Volontariato all’OSGB Cup

Passione, impegno, disponibilità, gratuità. E restituzione di quanto ricevuto in un passato magari lontano eppure bene impresso in chi al termine di una settimana di lavoro e di impegni familiari non esita a indossare la maglietta d’ordinanza “magna e tas!”, per trascorrere il tempo libero nella cucina dell’Osgb Cup.

L’esercito composto da una cinquantina di volontari della polisportiva che fino al primo weekend di luglio trasforma i fine settimana dell’oratorio di Merate in una arena sportiva un’infinità di partite di calcio e volley, si muove con rodata esperienza da trasmettere ai nuovi arrivati.

Patatine fritte, salamelle, alette di pollo, melanzane, birra, panini per tutti i gusti sono cucinati da Francesco Sala e Simona Rigoni con lo stesso impegno con cui preparano a casa primi piatti – assicurano – meritevoli di bis.

Francesco e Simona sono due meratesi che indossano i panni di quei volontari che sono il motore dell’Osgb. Lui è un ingegnere della Pirelli con lunghi trascorsi professionali anche a Mosca, e
un’attività quotidiana che lo porta a confrontarsi ad ogni angolo del globo. Lei è baby sitter, catechista, impegnata anche nel direttivo della Polisportiva. Lui ha iniziato a giocare a pallavolo in oratorio nel 1985 quando era ragazzino, ai primi passi dell’Osgb. Lei ha accompagnato la figlia a pallavolo per poi finire coinvolta nell’attività della società.

Francesco si definisce “aiuto cuciniere” e quando parla del suo essere volontario non può non guardare alla foto che ritrae insieme Beppe e Luigi, due colonne della Polisportiva che ci hanno lasciato in tempi recenti. “Ritengo – dice – che il mio essere volontario sia il minimo per restituire quanto ricevuto. Evidentemente è stato fatto molto da chi si è impegnato prima di noi; la risposta arriva da quattrocento ragazze e ragazzi che frequentano le attività. Chi ha fatto i primi passi è partito da zero fino a creare una comunità viva e propositiva all’interno dell’oratorio di Merate”.

Con il volontariato che è diventato fondamentale. “E’ una questione di volontà, non di tempo poco o tanto a disposizione – aggiunge Francesco – Io, ad esempio, non riesco a esserci sempre tutte le settimane. Però se posso aggiungo volentieri il mio pezzetto, e credo che tutti possano farlo senza particolari rinunce. Credo che il volontariato in una realtà come la nostra possa combinare qualità e disponibilità, permettendo così al gruppo dirigente di sviluppare le adeguate competenze. Fare le cose bene è il nostro compito, e la migliore testimonianza verso i più giovani perfettamente capaci di apprezzare una disponibilità genuina, intesa a trasmettere quanto ricevuto”.
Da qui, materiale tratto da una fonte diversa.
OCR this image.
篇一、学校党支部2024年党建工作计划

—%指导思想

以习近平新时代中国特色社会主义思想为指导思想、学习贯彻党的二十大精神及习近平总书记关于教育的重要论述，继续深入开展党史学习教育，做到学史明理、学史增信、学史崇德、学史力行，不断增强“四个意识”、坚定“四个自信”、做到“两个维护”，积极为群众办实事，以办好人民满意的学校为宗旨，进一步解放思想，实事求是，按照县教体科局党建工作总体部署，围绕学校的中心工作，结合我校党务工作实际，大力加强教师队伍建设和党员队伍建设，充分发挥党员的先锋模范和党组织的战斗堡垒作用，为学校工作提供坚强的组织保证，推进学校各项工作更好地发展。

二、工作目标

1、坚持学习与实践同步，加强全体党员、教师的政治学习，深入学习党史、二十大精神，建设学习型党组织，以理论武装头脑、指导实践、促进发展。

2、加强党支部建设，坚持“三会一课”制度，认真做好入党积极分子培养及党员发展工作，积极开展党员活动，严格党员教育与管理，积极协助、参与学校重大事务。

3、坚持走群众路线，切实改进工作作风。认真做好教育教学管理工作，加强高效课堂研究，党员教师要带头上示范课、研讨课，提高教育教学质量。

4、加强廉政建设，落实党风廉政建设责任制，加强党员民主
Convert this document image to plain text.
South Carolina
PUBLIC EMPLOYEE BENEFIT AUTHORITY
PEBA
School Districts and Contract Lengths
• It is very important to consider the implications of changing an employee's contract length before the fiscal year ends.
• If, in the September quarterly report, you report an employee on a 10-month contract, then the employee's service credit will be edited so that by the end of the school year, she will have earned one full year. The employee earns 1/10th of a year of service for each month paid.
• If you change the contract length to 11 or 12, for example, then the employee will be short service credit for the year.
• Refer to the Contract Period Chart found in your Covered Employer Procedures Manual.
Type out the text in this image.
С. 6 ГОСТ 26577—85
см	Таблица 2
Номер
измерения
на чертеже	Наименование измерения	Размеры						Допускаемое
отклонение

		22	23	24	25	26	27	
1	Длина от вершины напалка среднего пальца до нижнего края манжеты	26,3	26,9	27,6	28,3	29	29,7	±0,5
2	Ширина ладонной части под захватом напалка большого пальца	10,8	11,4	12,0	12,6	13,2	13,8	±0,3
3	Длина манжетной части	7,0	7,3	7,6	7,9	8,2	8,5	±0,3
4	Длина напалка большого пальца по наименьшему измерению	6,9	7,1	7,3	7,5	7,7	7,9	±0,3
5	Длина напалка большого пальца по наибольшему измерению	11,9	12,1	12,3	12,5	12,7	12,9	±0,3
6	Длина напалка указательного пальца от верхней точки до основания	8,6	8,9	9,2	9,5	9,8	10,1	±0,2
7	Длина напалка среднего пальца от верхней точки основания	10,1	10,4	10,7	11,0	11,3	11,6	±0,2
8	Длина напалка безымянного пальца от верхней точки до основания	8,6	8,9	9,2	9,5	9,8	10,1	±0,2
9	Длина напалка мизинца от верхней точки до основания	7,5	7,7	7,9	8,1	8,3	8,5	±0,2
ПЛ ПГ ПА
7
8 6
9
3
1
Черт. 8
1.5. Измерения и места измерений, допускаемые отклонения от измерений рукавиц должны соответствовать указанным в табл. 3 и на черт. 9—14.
Parole condivise da Simona che – come detto – all’oratorio è impegnata su entrambi in fronti. Difficili da conciliare? “Non può essere difficile conciliare le attività dell’oratorio con quelle dell’Osgb anche se in certi periodi dell’anno occorre una programmazione molto dettagliata per salvaguardare i vari impegni”. E la partecipazione? “Negli anni abbiamo visto una maggiore presenza di ragazze e ragazzi che arrivano da fuori rispetto a chi frequenta l’oratorio. L’attenzione c’è sempre per tutti. Tuttavia, proprio sul fronte dei volontari, non mi sfuggono le nuove disponibilità di giovanissimi che vogliono mettersi alla prova e dare una mano. Non ve la sentite di venire da soli perché non conoscete nessuno? Portate un amico con cui condividere l’impegno. E vi posso assicurare che qui non ci si annoia di certo”.

E in cambio, cosa trovano? “Amicizia, gratificazione, divertimento e confronto con persone più adulte e coetanei con cui creare nuove amicizie. Il segreto è l’accoglienza e la disponibilità reciproca a dare una mano all’Osgb. Ma c’è anche la necessità di arricchire sempre più la partecipazione anche per permettere il ricambio con chi è stanco e ha già dato. Per questo occorre trovare sempre nuova linfa
per alimentare la nostra polisportiva”.